Thirty years ago, the SOLI Chamber Ensemble performed its first concert at University Methodist Church, opening with Quartet for the End of Time by French composer Olivier Messiaen.
Since then, time has not stood still for the quartet. Violinist Ertan Torgul estimates that SOLI has commissioned more than 100 new works by living composers over its three decades, which its members have chosen to celebrate with SOLI 30x30x30, a competition to select 30 new music scores.
Three of those new pieces will be performed Monday, May 13, at the San Antonio Botanical Garden, along with new works by Daniel De Togni and SOLI veteran Elliott Miles McKinley.
Listening for soul
The three new compositions are Piano Trio No. 1 by Brittney Benton, Wail On for solo cello by Alex Barsom and Through Your Eyes, Movement by Alexa Canales.
The three composers were among nearly 300 entrants to the SOLI 30x30x30 competition, which was announced in February. The 27 other winning compositions will be sprinkled throughout SOLI’s upcoming season, some performed by other partner ensembles throughout the country, Torgul said.
But it’s fitting to include three competition winners in the concluding concert of SOLI’s anniversary season, said clarinetist Stephanie Key, who also serves as the quartet’s artistic director.
“We love creating, and being the one to invite others to create,” Key said. “That is our legacy.”
The competition was open to anyone creating new music scores and drew a diverse range of applicants. “There are a lot of different demographics going on, which is kind of cool,” said the Turkey-born Torgul.

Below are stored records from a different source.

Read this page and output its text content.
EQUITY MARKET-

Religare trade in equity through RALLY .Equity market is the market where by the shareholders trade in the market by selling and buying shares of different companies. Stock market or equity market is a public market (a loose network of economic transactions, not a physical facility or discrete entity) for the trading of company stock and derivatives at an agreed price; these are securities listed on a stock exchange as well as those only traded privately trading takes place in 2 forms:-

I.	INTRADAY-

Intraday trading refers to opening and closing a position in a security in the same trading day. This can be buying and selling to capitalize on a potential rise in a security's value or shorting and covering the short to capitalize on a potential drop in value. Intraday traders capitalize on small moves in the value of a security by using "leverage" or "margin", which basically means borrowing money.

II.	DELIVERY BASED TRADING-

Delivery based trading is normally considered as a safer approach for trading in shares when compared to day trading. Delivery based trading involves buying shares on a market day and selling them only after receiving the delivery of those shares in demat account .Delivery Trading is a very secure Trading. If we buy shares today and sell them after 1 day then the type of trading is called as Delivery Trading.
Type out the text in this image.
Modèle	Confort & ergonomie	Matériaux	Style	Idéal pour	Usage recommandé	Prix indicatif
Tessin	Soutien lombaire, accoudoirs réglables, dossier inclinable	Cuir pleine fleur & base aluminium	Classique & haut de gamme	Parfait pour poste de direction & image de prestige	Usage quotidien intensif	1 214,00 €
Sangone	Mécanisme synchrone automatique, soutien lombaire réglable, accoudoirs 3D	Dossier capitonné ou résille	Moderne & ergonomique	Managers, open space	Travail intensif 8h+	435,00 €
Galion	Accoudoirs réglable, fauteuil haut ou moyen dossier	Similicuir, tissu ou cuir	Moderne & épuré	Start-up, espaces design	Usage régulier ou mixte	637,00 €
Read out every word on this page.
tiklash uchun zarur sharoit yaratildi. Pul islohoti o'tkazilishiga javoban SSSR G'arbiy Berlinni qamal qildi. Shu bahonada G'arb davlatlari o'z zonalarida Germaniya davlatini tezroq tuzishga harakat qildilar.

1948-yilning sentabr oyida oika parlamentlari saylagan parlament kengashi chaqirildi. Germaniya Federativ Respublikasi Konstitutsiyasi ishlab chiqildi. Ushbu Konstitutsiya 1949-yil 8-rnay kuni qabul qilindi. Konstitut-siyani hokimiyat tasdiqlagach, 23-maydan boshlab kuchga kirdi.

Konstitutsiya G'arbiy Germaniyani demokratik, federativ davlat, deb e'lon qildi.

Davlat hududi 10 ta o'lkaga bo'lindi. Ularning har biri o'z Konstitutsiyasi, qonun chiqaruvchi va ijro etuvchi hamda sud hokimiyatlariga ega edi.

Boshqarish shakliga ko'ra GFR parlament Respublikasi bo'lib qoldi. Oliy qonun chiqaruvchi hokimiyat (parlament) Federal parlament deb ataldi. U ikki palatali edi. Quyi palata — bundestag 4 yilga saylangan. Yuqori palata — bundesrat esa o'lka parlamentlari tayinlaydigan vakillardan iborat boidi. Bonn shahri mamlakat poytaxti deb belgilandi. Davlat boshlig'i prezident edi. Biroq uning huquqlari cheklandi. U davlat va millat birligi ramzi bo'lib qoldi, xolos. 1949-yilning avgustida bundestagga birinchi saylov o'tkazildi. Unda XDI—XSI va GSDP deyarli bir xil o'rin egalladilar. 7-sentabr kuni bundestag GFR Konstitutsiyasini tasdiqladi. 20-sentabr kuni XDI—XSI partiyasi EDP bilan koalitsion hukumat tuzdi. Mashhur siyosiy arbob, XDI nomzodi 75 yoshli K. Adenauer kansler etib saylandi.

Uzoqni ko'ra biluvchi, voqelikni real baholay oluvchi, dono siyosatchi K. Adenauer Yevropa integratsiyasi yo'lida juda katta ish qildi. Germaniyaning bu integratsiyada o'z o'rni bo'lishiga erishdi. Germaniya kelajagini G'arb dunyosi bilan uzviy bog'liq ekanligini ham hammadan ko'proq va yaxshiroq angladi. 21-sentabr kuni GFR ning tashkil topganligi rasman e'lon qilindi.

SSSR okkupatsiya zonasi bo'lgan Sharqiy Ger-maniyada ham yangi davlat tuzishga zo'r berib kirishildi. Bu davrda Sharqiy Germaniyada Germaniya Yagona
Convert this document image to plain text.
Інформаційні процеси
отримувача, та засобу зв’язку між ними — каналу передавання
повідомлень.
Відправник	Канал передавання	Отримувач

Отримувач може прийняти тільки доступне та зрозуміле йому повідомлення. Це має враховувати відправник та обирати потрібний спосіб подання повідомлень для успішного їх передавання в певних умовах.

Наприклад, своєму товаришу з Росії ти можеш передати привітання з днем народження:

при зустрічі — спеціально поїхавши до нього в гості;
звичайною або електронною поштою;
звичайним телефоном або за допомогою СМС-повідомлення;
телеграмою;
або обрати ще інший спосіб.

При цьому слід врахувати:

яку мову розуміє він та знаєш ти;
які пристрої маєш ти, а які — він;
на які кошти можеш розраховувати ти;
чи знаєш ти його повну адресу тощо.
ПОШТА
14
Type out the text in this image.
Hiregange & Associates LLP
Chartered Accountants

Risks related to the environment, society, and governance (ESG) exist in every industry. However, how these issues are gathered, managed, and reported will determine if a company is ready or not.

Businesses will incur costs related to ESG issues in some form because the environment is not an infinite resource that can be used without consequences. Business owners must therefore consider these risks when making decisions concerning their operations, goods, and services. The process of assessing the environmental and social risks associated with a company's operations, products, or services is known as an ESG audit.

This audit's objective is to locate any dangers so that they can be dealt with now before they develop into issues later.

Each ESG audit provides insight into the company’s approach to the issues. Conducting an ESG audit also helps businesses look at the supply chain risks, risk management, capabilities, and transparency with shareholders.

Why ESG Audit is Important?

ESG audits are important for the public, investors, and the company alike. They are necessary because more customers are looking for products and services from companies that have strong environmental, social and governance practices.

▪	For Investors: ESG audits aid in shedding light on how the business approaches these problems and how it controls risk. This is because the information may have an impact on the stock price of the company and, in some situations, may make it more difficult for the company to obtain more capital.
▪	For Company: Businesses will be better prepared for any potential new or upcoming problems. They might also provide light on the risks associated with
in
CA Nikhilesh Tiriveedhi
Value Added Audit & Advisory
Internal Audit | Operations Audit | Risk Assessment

The panel of judges for the competition — made up of current SOLI members and composers and musicians the ensemble has worked with in the past — was pleasantly surprised by the number and quality of the submissions, and Torgul and Key said the selection process was exceedingly difficult.
“Everybody has a different [musical] language, everybody has something different to share in their piece,” Key said. “You’re really just listening for someone’s soul.”
Looking to new horizons
The culmination of the 30x30x30 project will be a compilation recording involving SOLI and partner ensembles, Torgul said.
In the meantime, select pieces will be programmed into SOLI’s 31st season, to be announced in August.
Whether the composers will be able to attend the concerts in which their pieces are performed is an open question, but Benton, Barsom and Canales will be in attendance for the Botanical Garden concert, titled Macrocosm following the cosmological theme of the 30th anniversary season.
The first concert in October was titled Nebula, the gas-cloud birthplaces of stars as a metaphor for the birth of new music, followed by Galaxies in February and Eclipse on April 8, timed appropriately for the total solar eclipse that just visited the region.
Macrocosm both encompasses the past and looks toward the future, Key said, and Torgul offered a glimpse of what’s to come.
“We’re really looking to two new horizons, looking to create legacy types of projects,” he said. “We’re really not slowing down. We’re certainly going to make some good waves going forward, so we’re nowhere near done yet.”
Tickets for Macrocosm are available through the SOLI website.
This article has been updated to correct the date of the Macrocosm concert, which takes place May 13.